More on Pillar 2 allocations by member state

In a previous post I commented that a noteworthy aspect of the Ciolos CAP reform was that, unlike previous reforms, it explicitly proposed to redistribute CAP resources between the member states and between farmers within member states. In writing this I was thinking primarily of Pillar 1 payments. Pillar 2 allocations between member states have been more variable, although still largely influenced by historical amounts (Zahrnt discusses the evolution of Pillar 2 shares in this European Parliament paper).
Also on this occasion, the Commission proposed (in its MFF budget proposals) that the distribution of Pillar 2 rural development support should be based on objective criteria linked to the policy objectives taking into account the current distribution. However, the final allocation was once again largely determined by political bargaining, with some evidence that countries losing heavily from the proposed Pillar 1 redistribution were partially compensated through extra ‘sweeteners’ received in the Pillar 2 budget (see this post for a discussion of the Pillar 2 outcome).
A paper by two researchers at the National Institute of Agricultural Economics in Italy, Alessandro Monteleone and Fabio Pierangeli, (the version on the AgEconSearch website is currently corrupted but a clean version is available here) throws further light on the Pillar 2 distribution in the coming MFF period.
The paper discusses the difficulties in using objective criteria as proposed by the Commission to allocate Pillar 2 payments. As noted by the authors, using objective criteria requires political agreement on a set of issues: the criteria to be adopted to underlie the distribution; the choice of indicators to reflect these criteria; how to combine and weight the different indicators; and how to take into account the historical factor if appropriate.
The authors note two precedents for the use of objective criteria in the distribution of agricultural funds. One is the case of compulsory modulation introduced in the Fischler CAP reform. A share amounting to 20% of the whole amount made available through modulation of direct payments was transferred to Pillar 2 and allocated among member states according to a formula based on agricultural area (65%) and agricultural employment (35%), with GDP per capita in purchasing power parity used as a factor of correction for cohesion purposes.

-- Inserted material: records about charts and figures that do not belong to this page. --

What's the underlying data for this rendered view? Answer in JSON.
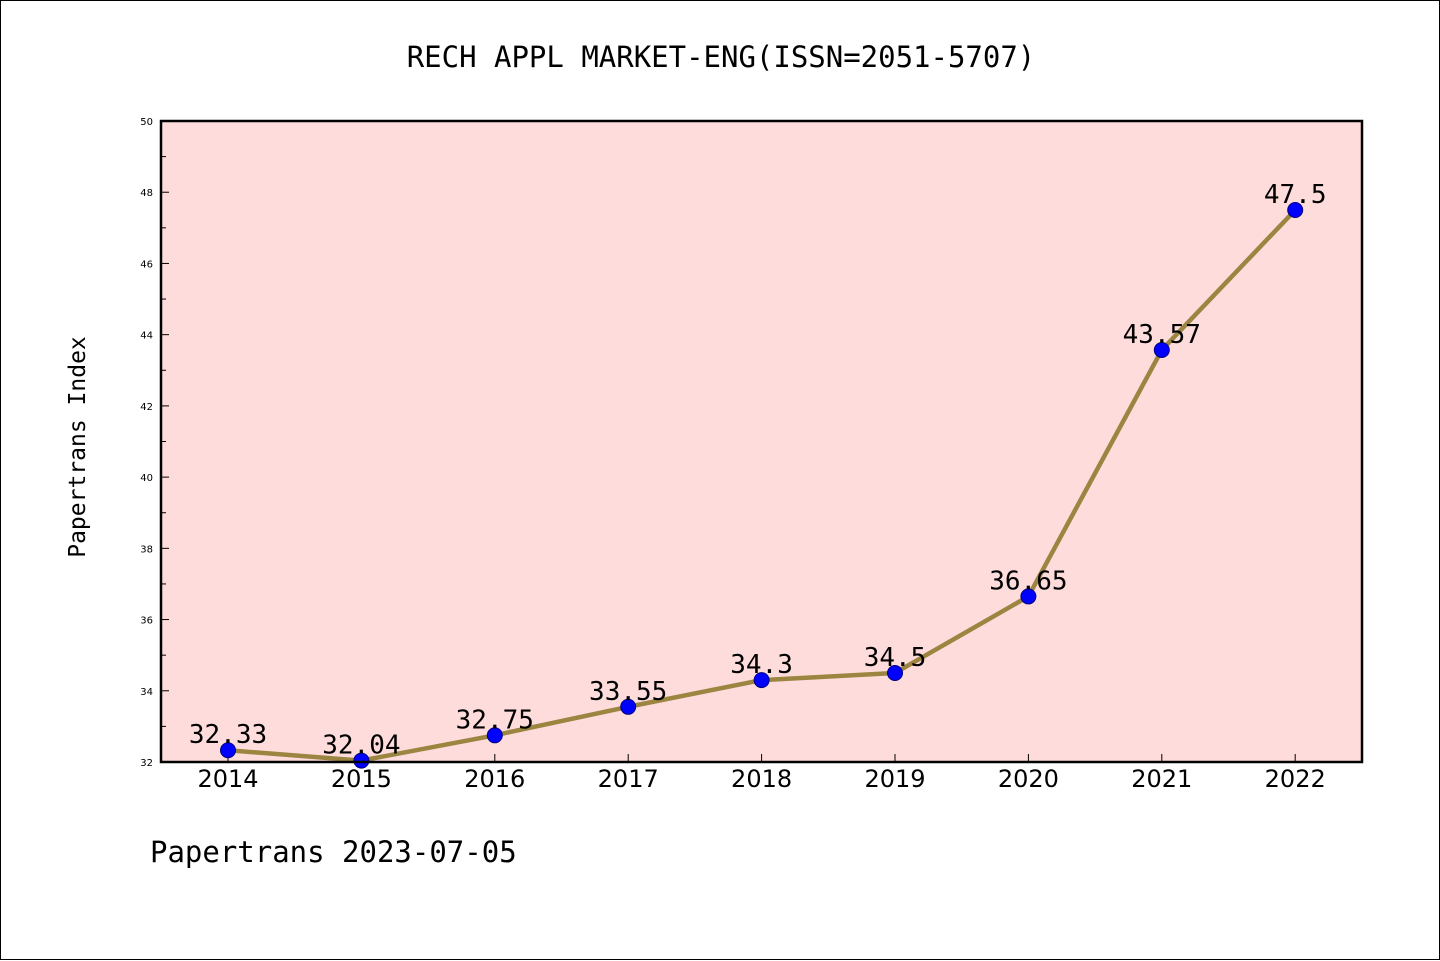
{
  "footer": "Papertrans 2023-07-05",
  "chart_data": {
    "type": "line",
    "title": "RECH APPL MARKET-ENG(ISSN=2051-5707)",
    "xlabel": "",
    "ylabel": "Papertrans Index",
    "categories": [
      "2014",
      "2015",
      "2016",
      "2017",
      "2018",
      "2019",
      "2020",
      "2021",
      "2022"
    ],
    "values": [
      32.33,
      32.04,
      32.75,
      33.55,
      34.3,
      34.5,
      36.65,
      43.57,
      47.5
    ],
    "data_labels": [
      "32.33",
      "32.04",
      "32.75",
      "33.55",
      "34.3",
      "34.5",
      "36.65",
      "43.57",
      "47.5"
    ],
    "ylim": [
      32,
      50
    ],
    "y_ticks": [
      "32",
      "34",
      "36",
      "38",
      "40",
      "42",
      "44",
      "46",
      "48",
      "50"
    ],
    "grid": false,
    "legend": "none",
    "colors": {
      "plot_background": "#ffdcdc",
      "line": "#9b8540",
      "marker": "#0000ff",
      "marker_edge": "#000080"
    }
  }
}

The second example relates to payments under the Special Accession Programme for Agriculture and Rural Development (Sapard) received by new member states until 2006. The regulation provided for an allocation based on the following objective criteria: farming population, agricultural area, GDP per capita in purchasing power parity and specific territorial situation. In this instance, however, the weights attached to each of these criteria were not specified.
The Commission made an effort in its impact assessment to investigate the potential outcomes using different allocation algorithms for rural development spending in the 2014-2020 period. Its preferred formula was based on the use of nine indicators, and the Italian paper has a useful discussion of the Commission’s proposed approach.
One of the issues raised in the paper is whether countries should be rewarded mainly according to the physical size of the desired attribute (area under organic farming, protected areas, forest area, etc) or whether the formula should borrow from the cohesion fund experience and emphasise more the gap between each region and the reference average, so that the resources allocated would be proportional to the width of the gap.
However, cohesion policy is explicitly about helping regions to catch up, so resources are concentrated on those regions lagging behind. It is not clear that this would be a useful principle to translate into rural development policy. It would mean, for example, that countries with a very low share of organic agriculture or protected areas would receive more in funding than countries with high shares of organic agriculture or protected areas. If the funding is meant to recognise the higher costs of supporting organic agriculture or of maintaining the quality of protected areas, this does not appear to be a sensible targeting.
As the paper recognises, in the final European Council conclusions on the MFF, the Commission’s approach to distributing Pillar 2 funds was dumped. The political deal reached largely neglected the use of objective criteria in the allocation of rural development resources, focusing mainly on historical payments. The vagueness of the criteria supposedly used by the Council has been a source of frustration, not least to the European Parliament.
The paper makes the point that the absence of concrete criteria underlying the distribution between member states means that there is nothing to anchor the sub-national allocation process (especially in those larger member states where rural development programmes are the responsibility of regions rather than the national authorities).
What would be interesting to explore further is whether national administrations have been any more successful in using objective criteria to distribute their Pillar 2 national ceilings than the European Council was at the EU level.